Last week provided more evidence that Clinton needed immediate help. Cosmetic embarrassments continued: the White House was forced to apologize after a New Hampshire anchorwoman was asked to apply makeup to Clinton’s face before an interview (an aide explained that no one was along on the trip to do it). And now Hillary Clinton has joined her husband in hair hell. The New York Times reported that two magazines paid a total of $2,750 to bring the Beverly Hills hairstylist Cristophe and a makeup artist to Washington recently to prepare her for cover shoots. While the administration fought for its political life in the House, it sank deeper into Travelgate, now the subject of multiple investigations. The White House rehired five of the seven office staffers dismissed last month and acknowledged that it asked an FBI official to redraft a public statement on the matter to say that further “criminal investigation” was warranted.
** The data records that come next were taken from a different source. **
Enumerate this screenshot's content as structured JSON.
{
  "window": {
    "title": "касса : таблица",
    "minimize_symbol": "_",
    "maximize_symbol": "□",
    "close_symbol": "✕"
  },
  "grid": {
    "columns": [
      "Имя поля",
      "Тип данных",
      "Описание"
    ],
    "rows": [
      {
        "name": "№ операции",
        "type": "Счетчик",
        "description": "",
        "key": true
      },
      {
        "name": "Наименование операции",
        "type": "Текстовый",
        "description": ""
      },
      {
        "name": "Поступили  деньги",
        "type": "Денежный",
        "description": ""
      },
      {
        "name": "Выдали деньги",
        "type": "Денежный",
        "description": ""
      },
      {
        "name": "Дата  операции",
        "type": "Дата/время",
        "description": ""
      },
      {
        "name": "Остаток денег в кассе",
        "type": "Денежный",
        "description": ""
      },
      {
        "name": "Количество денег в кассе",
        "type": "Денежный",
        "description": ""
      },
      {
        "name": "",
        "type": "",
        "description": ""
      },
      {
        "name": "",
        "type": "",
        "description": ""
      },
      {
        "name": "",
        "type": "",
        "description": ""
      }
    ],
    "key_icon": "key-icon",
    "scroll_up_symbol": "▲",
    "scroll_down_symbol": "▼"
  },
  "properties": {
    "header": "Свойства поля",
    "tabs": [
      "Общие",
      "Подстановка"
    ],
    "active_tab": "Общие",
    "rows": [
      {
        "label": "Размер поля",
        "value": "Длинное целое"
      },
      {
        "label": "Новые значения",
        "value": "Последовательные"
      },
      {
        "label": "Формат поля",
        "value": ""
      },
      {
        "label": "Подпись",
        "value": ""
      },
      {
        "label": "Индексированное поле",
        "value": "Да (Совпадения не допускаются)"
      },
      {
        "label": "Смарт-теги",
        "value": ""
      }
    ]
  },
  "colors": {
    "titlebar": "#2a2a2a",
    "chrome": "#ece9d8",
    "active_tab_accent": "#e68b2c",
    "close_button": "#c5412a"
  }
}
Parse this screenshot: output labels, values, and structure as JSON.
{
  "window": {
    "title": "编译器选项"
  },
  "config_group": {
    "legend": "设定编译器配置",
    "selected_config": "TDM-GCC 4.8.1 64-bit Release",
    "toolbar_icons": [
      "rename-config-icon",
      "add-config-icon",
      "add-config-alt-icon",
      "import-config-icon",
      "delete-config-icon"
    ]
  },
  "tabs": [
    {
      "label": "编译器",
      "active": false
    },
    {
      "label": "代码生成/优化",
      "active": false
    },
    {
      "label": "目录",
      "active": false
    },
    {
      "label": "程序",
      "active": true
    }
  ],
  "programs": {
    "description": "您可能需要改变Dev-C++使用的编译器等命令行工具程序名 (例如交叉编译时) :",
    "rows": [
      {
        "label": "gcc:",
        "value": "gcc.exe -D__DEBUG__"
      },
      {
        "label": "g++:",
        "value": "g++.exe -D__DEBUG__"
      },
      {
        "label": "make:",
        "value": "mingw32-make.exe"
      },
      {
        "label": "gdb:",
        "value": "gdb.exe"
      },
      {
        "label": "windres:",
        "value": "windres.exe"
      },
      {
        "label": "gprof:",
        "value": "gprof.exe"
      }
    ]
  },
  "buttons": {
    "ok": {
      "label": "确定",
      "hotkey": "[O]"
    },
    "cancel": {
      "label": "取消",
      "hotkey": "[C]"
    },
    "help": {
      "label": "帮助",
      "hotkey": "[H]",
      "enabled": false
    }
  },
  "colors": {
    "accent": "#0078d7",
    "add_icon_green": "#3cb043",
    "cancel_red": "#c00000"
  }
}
Clinton’s vaunted cadre of political consultants is also losing some of its luster. Former campaign manager Carville is working on races in three states, writing his political memoirs with girlfriend Mary Matalin and delivering speeches for lucrative fees. Although he was back at the White House for meetings last week, he sometimes seems invisible during a crisis. Begala, responsible for a communications plan to sell the economic plan that barely survived the House, is occupied with the Senate race in Texas. It was Greenberg’s numbers that led the White House to underestimate the congressional mood for deficit reduction. Some staffers are bitter that they have managed to evade accountability. “They’re advisers,” one says sarcastically. “That’s the beauty of it. They don’t have to get involved.”

Clinton’s staff problems may have their roots in the crisis culture of his presidential campaign. In February 1992, Clinton had been left for dead in New Hampshire. Gennifer Flowers and the draft were generating a furor in the press. Surviving that collective nightmare remains the defining experience for many Clintonites. It left them embittered and deeply suspicious of anyone who wasn’t standing shoulder to shoulder with their candidate in his dark hours. That went especially for reporters and insiders from competing campaigns. At times, it seemed that the Clinton campaign drew its only real energy from I desperation. Despite the revisionist reputation it enjoys as a juggernaut, the reality is that it lurched along listlessly for months at a time, galvanized only when facing the precipice.

That same angry insularity and addiction to crisis has been brought to Clinton White House. So virtually no staffers from other Democratic camps have moved into senior positions. The closed ranks have spawned an inattention to political symbolism and nuance. The hair and travel debacles are the end result. Still, it’s easy in the recent turbulence to lose sight of the administration’s accomplishments-and what it stands to accomplish should it succeed. “The American people won’t care if Bill Clinton cuts his hair in a Mohawk and dyes it purple if he delivers on the economy and health care,” says Begala. But if Clinton can’t get his house in order, then those two aspirations are surely at risk.